A partir de entonces ya no había nada que me molestara, ni tan siquiera esa nube de niños que como moscas se arrimaban cada vez más mientras sugerían cuál y cómo t que tendría que ser mi próximo movimiento. A mi lado, Javier, uno de mis mejores compañeros de juego, agarró los mandos y, mirándome convencido me preguntó:
-«¿Vamos allá?»-«Por supuesto»- le respondí. Entonces, como si de una nave espacial se tratase, pulsó el botón de cooperativo y antes de que nos diéramos cuenta, habíamos empezado el viaje hacia una lejana galaxia.
Golden Axe, Fatal Fury y Metal Slug, entre muchos más, fueron partícipes de una de las épocas más importantes de los salones recreativos.
No había un momento más emocionante que ese.

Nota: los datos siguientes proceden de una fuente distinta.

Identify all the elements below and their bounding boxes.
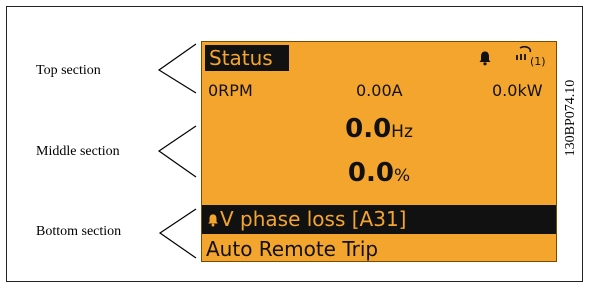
frequency-readout: 0.0Hz bbox=[202, 114, 556, 144]
frequency-unit: Hz bbox=[391, 122, 413, 142]
bell-icon bbox=[479, 51, 491, 66]
alarm-bar: V phase loss [A31] bbox=[202, 205, 556, 234]
top-bracket bbox=[157, 43, 197, 94]
percent-value: 0.0 bbox=[347, 158, 394, 188]
hand-badge: (1) bbox=[530, 55, 546, 68]
alarm-bell-icon bbox=[208, 214, 218, 227]
frequency-value: 0.0 bbox=[345, 114, 392, 144]
current-readout: 0.00A bbox=[356, 81, 403, 100]
bottom-bracket bbox=[158, 208, 197, 259]
status-title: Status bbox=[205, 45, 289, 71]
power-readout: 0.0kW bbox=[492, 81, 543, 100]
alarm-text: V phase loss [A31] bbox=[220, 207, 407, 231]
mode-text: Auto Remote Trip bbox=[206, 237, 379, 261]
percent-unit: % bbox=[393, 166, 411, 186]
figure-code: 130BP074.10 bbox=[563, 79, 578, 157]
middle-bracket bbox=[157, 125, 197, 178]
rpm-readout: 0RPM bbox=[208, 81, 253, 100]
percent-readout: 0.0% bbox=[202, 158, 556, 188]
lcp-display: Status (1) 0RPM 0.00A 0.0kW 0.0Hz 0.0% V… bbox=[201, 41, 557, 262]
hand-icon: (1) bbox=[512, 45, 552, 70]
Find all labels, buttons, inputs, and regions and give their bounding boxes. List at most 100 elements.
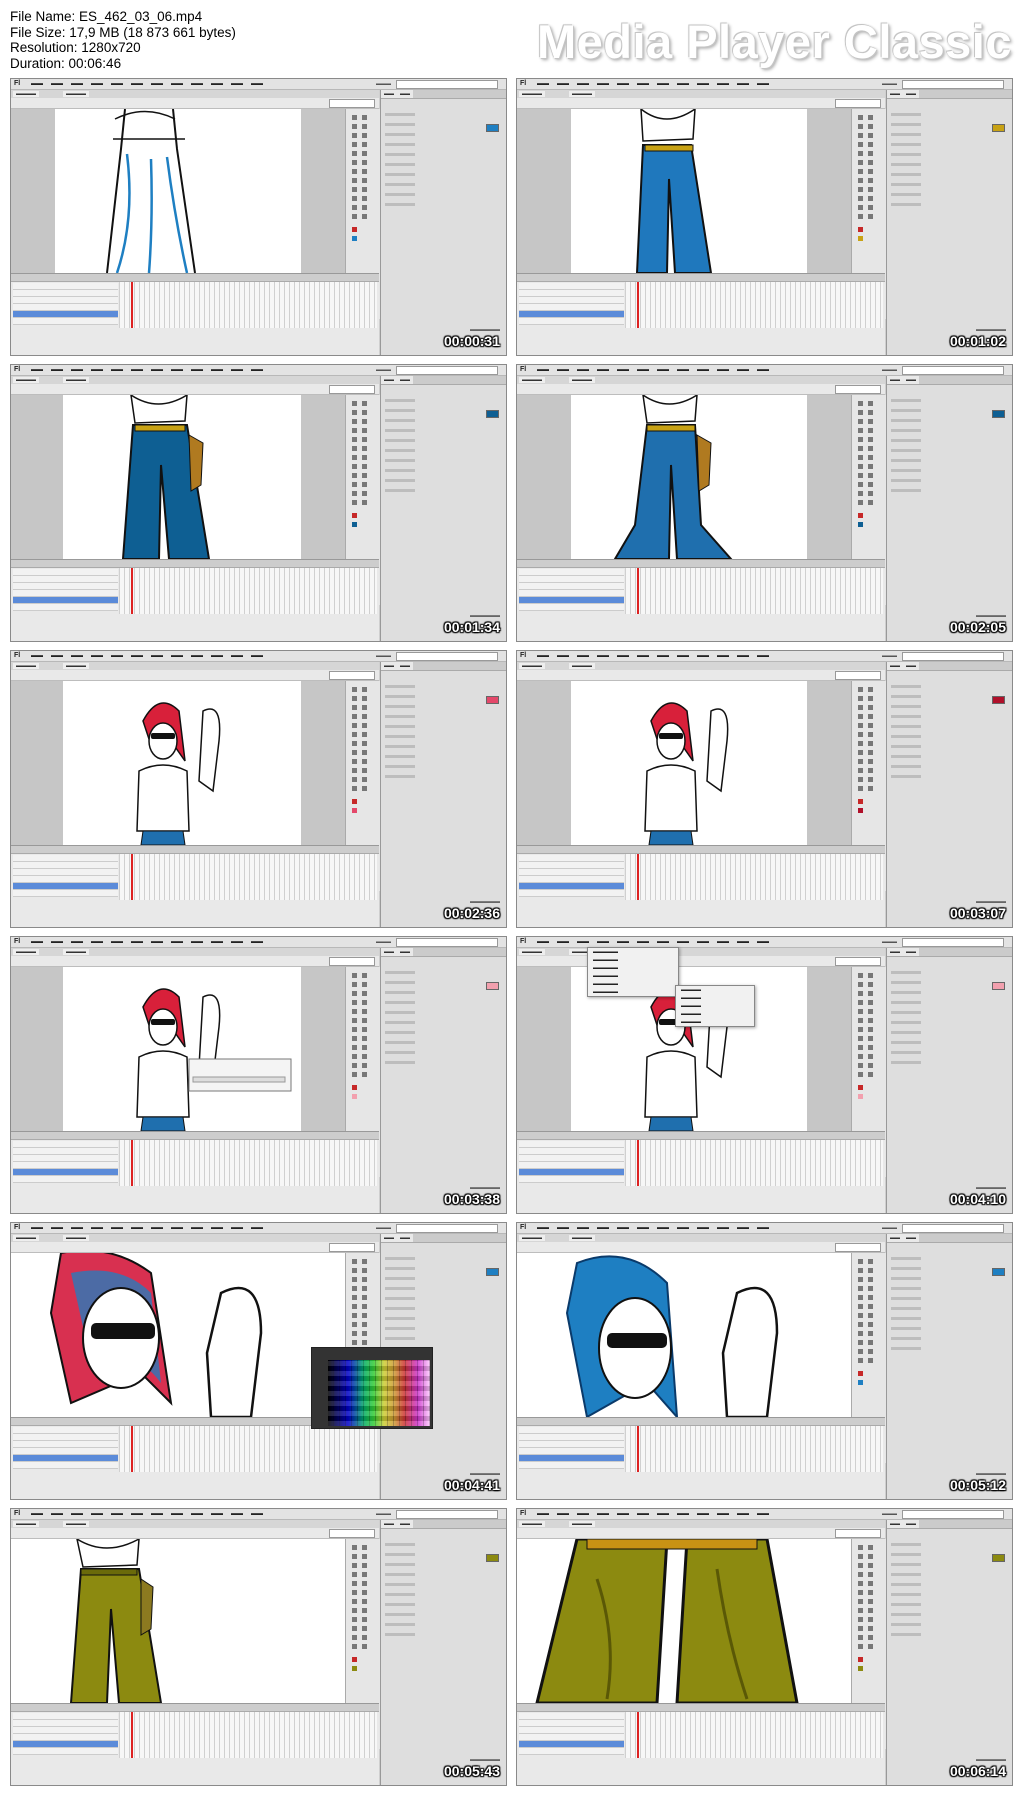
frame-grid[interactable]	[625, 854, 883, 900]
tool-icon[interactable]	[868, 1268, 873, 1273]
tool-icon[interactable]	[858, 714, 863, 719]
tool-icon[interactable]	[858, 705, 863, 710]
menu-option[interactable]: ▬▬▬▬▬	[588, 956, 678, 964]
document-tab[interactable]: ▬▬▬▬	[63, 91, 89, 97]
tool-icon[interactable]	[352, 1599, 357, 1604]
property-value[interactable]	[891, 1327, 921, 1330]
tool-icon[interactable]	[352, 1545, 357, 1550]
property-value[interactable]	[891, 1021, 921, 1024]
property-value[interactable]	[891, 1267, 921, 1270]
fill-swatch[interactable]	[992, 696, 1005, 704]
playhead[interactable]	[131, 854, 133, 900]
tool-icon[interactable]	[868, 982, 873, 987]
timeline-layer[interactable]	[519, 1727, 624, 1734]
menu-item[interactable]: ▬▬	[211, 81, 223, 87]
tool-icon[interactable]	[858, 1009, 863, 1014]
fill-color-swatch[interactable]	[352, 236, 357, 241]
tool-icon[interactable]	[362, 428, 367, 433]
tool-icon[interactable]	[362, 1626, 367, 1631]
timeline-layer[interactable]	[519, 883, 624, 890]
tool-icon[interactable]	[868, 1018, 873, 1023]
menu-item[interactable]: ▬▬	[657, 367, 669, 373]
help-search-input[interactable]	[396, 652, 498, 661]
tool-icon[interactable]	[362, 777, 367, 782]
timeline-layer[interactable]	[519, 1162, 624, 1169]
tool-icon[interactable]	[868, 1635, 873, 1640]
tool-icon[interactable]	[362, 169, 367, 174]
tool-icon[interactable]	[868, 410, 873, 415]
menu-item[interactable]: ▬▬	[231, 367, 243, 373]
tool-icon[interactable]	[868, 1331, 873, 1336]
tool-icon[interactable]	[362, 687, 367, 692]
menu-item[interactable]: ▬▬	[91, 939, 103, 945]
property-value[interactable]	[891, 971, 921, 974]
tool-icon[interactable]	[868, 482, 873, 487]
menu-item[interactable]: ▬▬	[657, 1225, 669, 1231]
document-tab[interactable]: ▬▬▬▬	[519, 1235, 545, 1241]
drawing-canvas[interactable]	[63, 967, 301, 1131]
property-value[interactable]	[891, 981, 921, 984]
tool-icon[interactable]	[858, 1581, 863, 1586]
tool-icon[interactable]	[362, 732, 367, 737]
property-value[interactable]	[891, 419, 921, 422]
tool-icon[interactable]	[868, 786, 873, 791]
timeline-layer[interactable]	[13, 1434, 118, 1441]
timeline-layer[interactable]	[13, 1176, 118, 1183]
timeline-layer[interactable]	[519, 297, 624, 304]
playhead[interactable]	[131, 282, 133, 328]
tool-icon[interactable]	[868, 1313, 873, 1318]
workspace-switcher[interactable]: ▬▬▬	[376, 81, 391, 87]
property-value[interactable]	[385, 1061, 415, 1064]
menu-item[interactable]: ▬▬	[557, 939, 569, 945]
tool-icon[interactable]	[352, 687, 357, 692]
menu-item[interactable]: ▬▬	[717, 1225, 729, 1231]
zoom-select[interactable]	[835, 385, 881, 394]
property-value[interactable]	[891, 1347, 921, 1350]
property-value[interactable]	[385, 479, 415, 482]
workspace-switcher[interactable]: ▬▬▬	[882, 653, 897, 659]
document-tab[interactable]: ▬▬▬▬	[519, 91, 545, 97]
property-value[interactable]	[891, 695, 921, 698]
tool-icon[interactable]	[362, 410, 367, 415]
tool-icon[interactable]	[868, 178, 873, 183]
property-value[interactable]	[891, 489, 921, 492]
tool-icon[interactable]	[352, 1036, 357, 1041]
menu-item[interactable]: ▬▬	[677, 367, 689, 373]
menu-item[interactable]: ▬▬	[537, 653, 549, 659]
drawing-canvas[interactable]	[517, 1253, 851, 1417]
property-value[interactable]	[891, 459, 921, 462]
menu-item[interactable]: ▬▬	[231, 1225, 243, 1231]
menu-item[interactable]: ▬▬	[637, 367, 649, 373]
property-value[interactable]	[891, 765, 921, 768]
workspace-switcher[interactable]: ▬▬▬	[882, 939, 897, 945]
menu-item[interactable]: ▬▬	[557, 1225, 569, 1231]
frame-grid[interactable]	[625, 1426, 883, 1472]
stroke-color-swatch[interactable]	[858, 1085, 863, 1090]
tool-icon[interactable]	[352, 214, 357, 219]
timeline-layer[interactable]	[13, 311, 118, 318]
tool-icon[interactable]	[352, 169, 357, 174]
tab-library[interactable]: ▬▬	[397, 662, 413, 670]
tool-icon[interactable]	[352, 1331, 357, 1336]
tool-icon[interactable]	[868, 705, 873, 710]
timeline-layer[interactable]	[519, 283, 624, 290]
tool-icon[interactable]	[352, 133, 357, 138]
timeline-layer[interactable]	[519, 1713, 624, 1720]
property-value[interactable]	[385, 1337, 415, 1340]
menu-item[interactable]: ▬▬	[697, 939, 709, 945]
tab-library[interactable]: ▬▬	[903, 376, 919, 384]
property-value[interactable]	[891, 991, 921, 994]
fill-color-swatch[interactable]	[858, 1380, 863, 1385]
tool-icon[interactable]	[868, 464, 873, 469]
document-tab[interactable]: ▬▬▬▬	[63, 949, 89, 955]
timeline-layer[interactable]	[519, 1455, 624, 1462]
menu-item[interactable]: ▬▬	[91, 367, 103, 373]
tool-icon[interactable]	[362, 196, 367, 201]
menu-item[interactable]: ▬▬	[211, 939, 223, 945]
menu-item[interactable]: ▬▬	[151, 939, 163, 945]
tool-icon[interactable]	[362, 401, 367, 406]
tool-icon[interactable]	[362, 1000, 367, 1005]
tool-icon[interactable]	[352, 714, 357, 719]
tool-icon[interactable]	[858, 196, 863, 201]
property-value[interactable]	[891, 1031, 921, 1034]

Minutos y minutos que se esfumaban abducidos totalmente por una aventura que de lo que menos podría alardear era de un gran argumento; un mata-mata constante de pulsaciones que se intercalaban en un baile perserverante, junto a los a los bruscos giros del joystick y alguna que otra palabrota. Una especie de bucle perpetuo mientras nos quedaran monedas en el bolsillo.

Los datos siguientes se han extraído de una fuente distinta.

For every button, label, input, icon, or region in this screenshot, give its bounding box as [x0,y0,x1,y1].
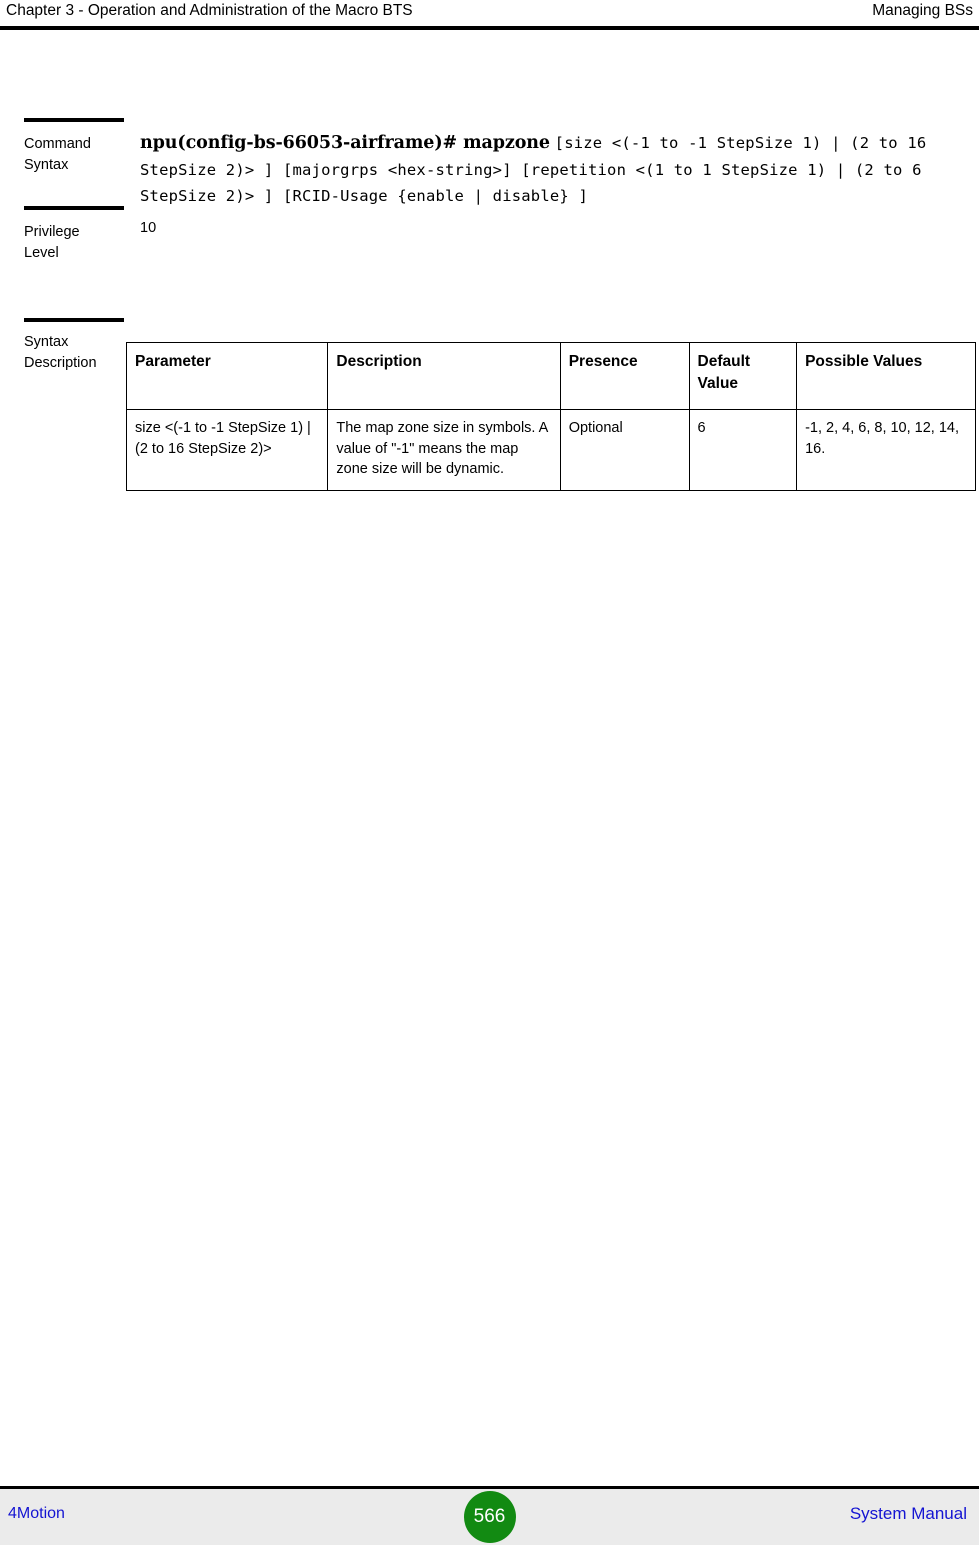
header-chapter-title: Chapter 3 - Operation and Administration… [6,2,413,19]
privilege-level-label: Privilege Level [24,222,128,264]
privilege-level-value: 10 [140,220,157,236]
cell-description: The map zone size in symbols. A value of… [327,409,561,491]
page-header: Chapter 3 - Operation and Administration… [0,0,979,26]
column-header-description: Description [327,342,561,410]
column-header-possible-values: Possible Values [796,342,976,410]
section-command-syntax: Command Syntax npu(config-bs-66053-airfr… [0,30,979,205]
command-syntax-label-line1: Command [24,136,91,152]
privilege-level-label-rule [24,206,124,210]
cell-possible-values: -1, 2, 4, 6, 8, 10, 12, 14, 16. [796,409,976,491]
section-privilege-level: Privilege Level 10 [0,202,979,314]
command-syntax-command: npu(config-bs-66053-airframe)# mapzone [140,133,550,153]
header-section-title: Managing BSs [872,2,973,19]
command-syntax-label-line2: Syntax [24,157,69,174]
syntax-description-label: Syntax Description [24,332,128,374]
section-syntax-description: Syntax Description Parameter Description… [0,314,979,614]
parameter-table: Parameter Description Presence Default V… [125,342,976,491]
syntax-description-label-line1: Syntax [24,334,69,350]
cell-default-value: 6 [688,409,798,491]
column-header-parameter: Parameter [125,342,329,410]
syntax-description-label-line2: Description [24,355,97,372]
command-syntax-label: Command Syntax [24,134,128,176]
footer-document-title[interactable]: System Manual [850,1504,967,1524]
page-content: Command Syntax npu(config-bs-66053-airfr… [0,30,979,614]
table-header-row: Parameter Description Presence Default V… [125,342,976,410]
page-footer: 4Motion 566 System Manual [0,1486,979,1545]
page-number-badge: 566 [463,1491,516,1543]
column-header-presence: Presence [559,342,690,410]
table-row: size <(-1 to -1 StepSize 1) | (2 to 16 S… [125,409,976,491]
command-syntax-body: npu(config-bs-66053-airframe)# mapzone [… [140,130,960,209]
privilege-level-label-line2: Level [24,245,59,262]
syntax-description-label-rule [24,318,124,322]
privilege-level-label-line1: Privilege [24,224,80,240]
cell-presence: Optional [559,409,690,491]
cell-parameter: size <(-1 to -1 StepSize 1) | (2 to 16 S… [125,409,329,491]
column-header-default-value: Default Value [688,342,798,410]
command-syntax-label-rule [24,118,124,122]
footer-brand[interactable]: 4Motion [8,1505,65,1523]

Tras horas y horas de diversión, un día más en nuestra aventura virtual había llegado a su fin. Con los bolsillos vacíos y una sonrisa que nos llegaba de oreja a oreja, salíamos de ese mundo de fantasía en el que convertía el salón recreativo del barrio. Mientras que paso a paso, nos dirigíamos a nuestras casas, solo nos quedaba comentar esas maravillosas horas que habíamos pasado matando enemigos, ganando carreras o convirtiéndonos en campeones mundiales de algún deporte. Un lugar donde todo valía, alejado de donde había problemas y preocupaciones, y donde nosotros mismos nos convertíamos en los verdaderos protagonistas de aventuras que quedarían grabadas por siempre en ese TOP10, como si de un libro de historia se tratara.